Ok, I understand your question now. Btw, I’ve been using an 80w Rabbit laser system for about 6 months at my local maker space, primarily engraving custom cutting boards and pub glasses, so have had a fair amount of practice with the “normal” workflow with this sort of setup (i.e. truly crappy software).
I have used both bitmap/rasters and vectors for engraving in the past, and have since given up on using vector files for engraving. Unfortunately, I don’t have a photo of the end result, but consider this file (browser-friendly bitmap shown, but trust me, this was a true vector file):
What I was hoping was that all the black areas would be “engraved” – burned down to a specific depth as defined by the power and speeds settings for “black” in the Rabbit software. What I ended up with was a meticulously-detailed outline of each black area.

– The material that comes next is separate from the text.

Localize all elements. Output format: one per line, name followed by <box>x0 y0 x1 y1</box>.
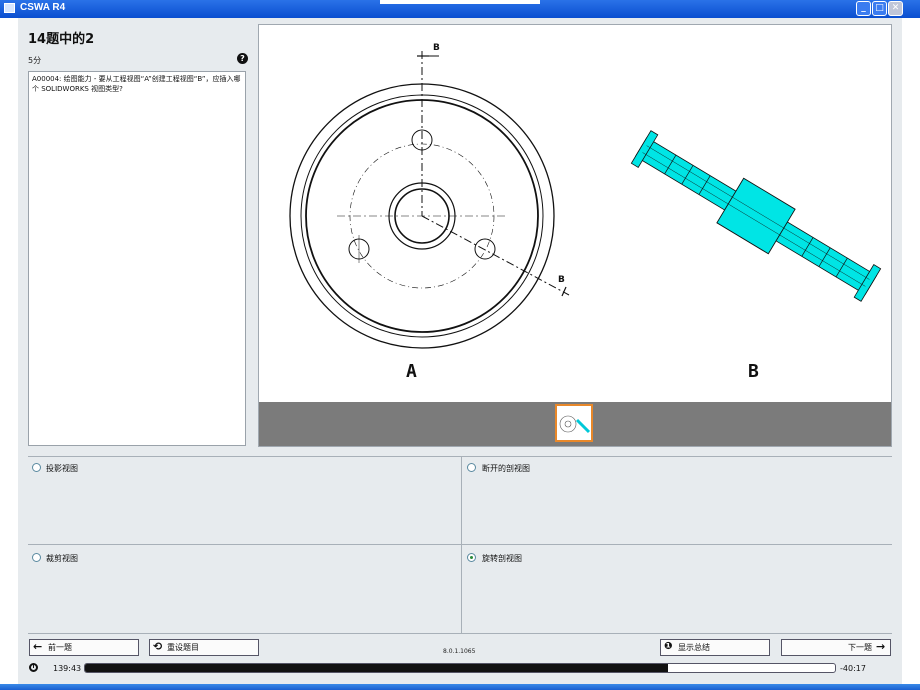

Still looked great, but wasn’t what I was looking for.
My current strategy is to use hi-res 2-color bitmaps, matching the resolution in DPI (dots per inch) to that of the laser. In my case, the Rabbit says it’s good for 800 dpi, but 500-600 is much more realistic. Here’s an example of a woodcut that I engraved at 300 dpi:
Btw, this image illustrates one of my biggest reasons for purchasing a GF. Notice that the image is aligned along the left side of the bamboo instead of centered. Despite my best efforts to calculate the center (and using the Rabbit’s boundary preview red laser) the actual cut was offset. I am eagerly awaiting my GF, so that I can have a live preview for alignment!